Nessa ordem de ideias, cabe frisar que, diante da dinâmica da realidade social inerente à cada municipalidade, torna-se necessário o acompanhamento desta por parte do Plano Diretor, que deverá ser revisto, pelo menos, a cada dez anos, nos termos do art. 40, § 3º, do Estatuto da Cidade. Ao lado do acompanhamento normativo decorrente da necessidade de reforma progressiva do texto legal, há que se destacar a importância da participação popular na elaboração do Plano Diretor e na fiscalização de sua implementação, mediante audiências públicas e debates com a participação da população e de associações representativas dos vários segmentos da sociedade, a teor do que dispõe o art. 40, § 4º, I, do Estatuto da Cidade.

Conclui-se, em síntese, que o Plano Diretor consubstancia o vetor normativo do crescimento sustentado dos Municípios, revelando-se de fundamental importância no projeto habitacional a ser articulado em cada cidade, sendo estas, pois, as premissas constitucionais e legais em que se assentam as funções políticas dos Municípios no que concerne ao adimplemento do dever-ser relacionado à concretização do direito à moradia: trata-se do ente federativo responsável pela política de desenvolvimento urbano, a ser operacionalizada por intermédio de instrumento jurídico no âmbito do qual estarão predispostas as normas políticas com base nas quais serão executadas as políticas públicas habitacionais.

Denotando a importância do Município no cenário das políticas públicas, pondera João Pedro Schimdt (2008) que, em razão do desenho federativo previsto na Constituição Federal de 1988 e da crise de financiamento do Estado Nacional, os governos locais estão incumbidos da execução das políticas públicas necessárias ao incremento da qualidade de vida da população.

O Estatuto da Cidade surgiu neste panorama normativo-constitucional como instrumento responsável pela regulamentação do art. 182 da Constituição Federal, sendo nele estabelecidas as diretrizes gerais da política urbana.
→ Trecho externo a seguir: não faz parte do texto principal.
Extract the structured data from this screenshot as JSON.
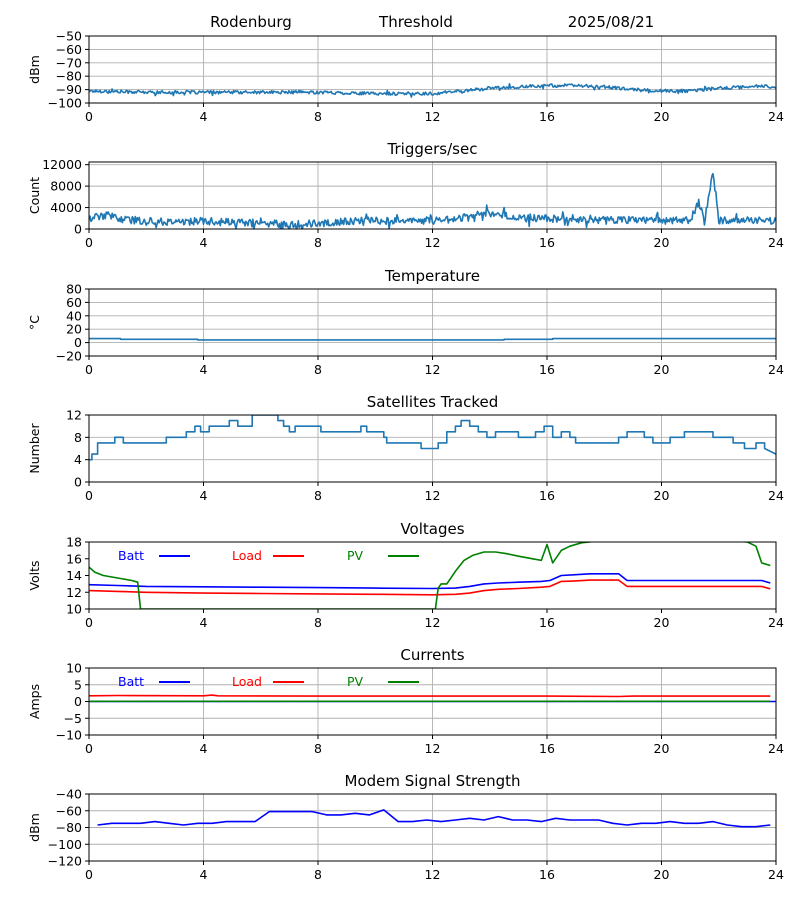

A esse propósito, preleciona Maria Paula Dallari Bucci (2006) que o art. 182 da Constituição Federal fixa a política de desenvolvimento urbano, executada pelo Poder Público municipal, conforme diretrizes gerais fixadas em lei.

À luz da conceituação de normas políticas apresentada no capítulo anterior, pode-se afirmar que o Estatuto da Cidade constitui norma política de grande importância para o projeto de desenvolvimento habitacional, especialmente em razão de contemplar os objetivos e instrumentos da política urbana. Sobre o tema, Letícia Osório (2013) expõe as seguintes inovações contempladas no referido diploma legal: a) a consolidação de um novo marco jurídico relativo à propriedade urbana; b) a instituição de instrumentos destinados a estabelecer uma ordem socialmente justa e inclusiva pelos municípios; c) a garantia da gestão

democrática das cidades e d) a previsão de instrumentos de regularização fundiária dos assentamentos informais.

Por sua vez, Helano Márcio Vieira Rangel (2009) afirma que as ações do Estado no campo urbanístico devem se legitimar a partir de uma perspectiva social, pelo que prevê o Estatuto da Cidade diversos instrumentos a fim de viabilizar a referida legitimação, a saber: a) Zona Especial de Interesse Social - ZEIS; b) a concessão de direito especial de uso para fins de moradia; c) usucapião especial urbana; d) usucapião coletiva; e) regularização fundiária; e f) gestão democrática participativa. Todos esses instrumentos são contemplados no art. 4º do Estatuto da Cidade.

Acerca da importância finalística desse instituto, é preciso dizer que, ao dispor sobre os processos de uso, desenvolvimento e ocupação do território urbano, ele impõe para a cidade e a propriedade novo significado e alcance, vez que, em atenção aos ditames constitucionais aplicáveis, deverão estas atender a funções sociais quanto ao acesso, utilização e distribuição de suas riquezas e possibilidades (OSÓRIO, 2013). Assim é que para os fins da presente dissertação importa trazer à colação os aspectos normativos do Estatuto da Cidade que têm aplicação preponderante no campo das políticas habitacionais, realizando-se o devido aprofundamento analítico em face deles.